Data 360 doesn't support connecting over AWS PrivateLink to either the Glue Data Catalog or the storage bucket.
Set Up the Connector
-
In Data Cloud, click Setup, and select Data Cloud Setup.
-
Under External Integrations, select Other Connectors.
-
Click New.
-
On the Source tab, select AWS Glue Data Catalog and click Next.
-
Enter a name for the connection.
-
In the Authentication Details section, enter the AWS Access Key ID and AWS Secret Access Key for the Identity and Access Management (IAM) user. Make sure that the IAM user has a policy that grants the user read-only access to Glue Data Catalog. Use AWS Lake Formation to configure storage credential vending. This approach is for Glue Data Catalog to vend temporary credentials at run time so that Data 360 can access the underlying storage bucket.
If you don't configure storage credential vending, make sure that the policy also explicitly covers the S3 bucket.

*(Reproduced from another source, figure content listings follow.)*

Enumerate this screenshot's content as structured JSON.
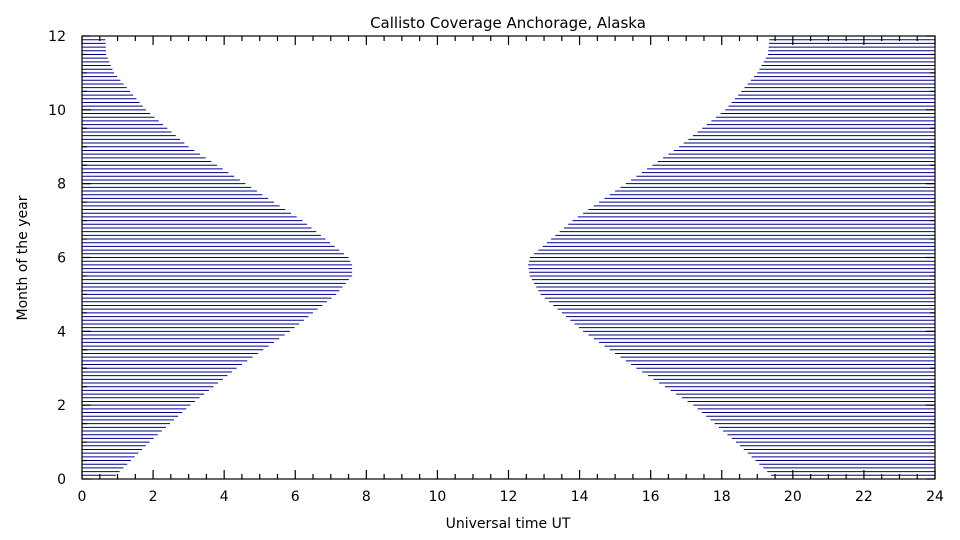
{
  "chart_data": {
    "type": "area",
    "title": "Callisto Coverage Anchorage, Alaska",
    "xlabel": "Universal time UT",
    "ylabel": "Month of the year",
    "xlim": [
      0,
      24
    ],
    "ylim": [
      0,
      12
    ],
    "xticks": [
      0,
      2,
      4,
      6,
      8,
      10,
      12,
      14,
      16,
      18,
      20,
      22,
      24
    ],
    "yticks": [
      0,
      2,
      4,
      6,
      8,
      10,
      12
    ],
    "x_minor_step": 0.5,
    "y_minor_step": 0.5,
    "grid": false,
    "fill_style": "horizontal-hatch",
    "fill_color": "#00008b",
    "month_step": 0.1,
    "series": [
      {
        "name": "",
        "region": "left",
        "month": [
          0,
          1,
          2,
          3,
          4,
          5,
          5.5,
          5.8,
          6,
          7,
          8,
          9,
          10,
          11,
          11.5,
          12
        ],
        "coverage_end_ut": [
          0.85,
          1.9,
          3.05,
          4.35,
          5.85,
          7.15,
          7.6,
          7.6,
          7.5,
          6.2,
          4.6,
          3.0,
          1.8,
          0.9,
          0.68,
          0.65
        ]
      },
      {
        "name": "",
        "region": "right",
        "month": [
          0,
          1,
          2,
          3,
          4,
          5,
          5.5,
          5.8,
          6,
          7,
          8,
          9,
          10,
          11,
          11.5,
          12
        ],
        "coverage_start_ut": [
          19.5,
          18.4,
          17.2,
          15.6,
          14.1,
          12.9,
          12.6,
          12.55,
          12.6,
          13.8,
          15.3,
          16.8,
          18.1,
          19.0,
          19.3,
          19.35
        ]
      }
    ]
  }
}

Add this IAM policy, and remove the component of the previously mentioned policy that is specific to Lake Formation.
-
For catalog URL, enter the URL of the Glue Data Catalog. See Connecting to the Data Catalog by using AWS Glue Iceberg REST endpoint.
-
For Catalog ID, enter the 12-digit AWS account ID linked to the Glue Data Catalog.
-
For Signing Region, enter the host AWS region that Glue Data Catalog.
-
For Signing Service, enter glue. Data 360 requires the Signing Service, in addition to the AWS Access Key ID, Secret Access Key, and Signing Region, to sign requests to the Glue Data Catalog by using AWS Signature Version 4.
Storage Considerations
- Cross-Region S3 Storage Bucket: If your Data 360 org isn’t in the same region as your S3 storage bucket and your catalog doesn't support storage credential vending, make sure that the server hosting the REST catalog has the client.region property in the LoadTableResult object. See Iceberg OpenAPI.
- S3 Storage Bucket Name: If you use AWS S3, make sure that the S3 bucket’s name doesn't contain a period. You can access such buckets via path-style addressing, which AWS has marked for deprecation. Data 360 supports only those buckets that are accessed via virtual host-style addressing with SSL.
Other Considerations
- Row-Level Updates: Querying Iceberg tables that are configured to use Iceberg V2 MoR Position Equality Deletes or Iceberg V3 Deletion Vectors isn't supported. To express a merge-on-read table as a copy-on-write table, see Submitting Spark Jobs for MoR to CoW Conversion.
- Views: Querying Iceberg views isn't supported.
- Namespaces: Only single-level (catalog -> database -> table) and two-level (catalog -> database -> schema -> table) namespaces are supported.
- Temporal Data Types: The time and timestamp_ntz data types aren't supported.
- Change Data: Certain features in Data Cloud require the ability to detect when a data lake object changes (example, data actions). For Data Cloud to construct a change data feed, that is, a log of incremental changes to an external data lake object, it needs a primary key. For such features, use Iceberg’s identifier-field-ids construct to define which columns comprise a table’s primary key and make sure that your query engines (writers) respect your configuration.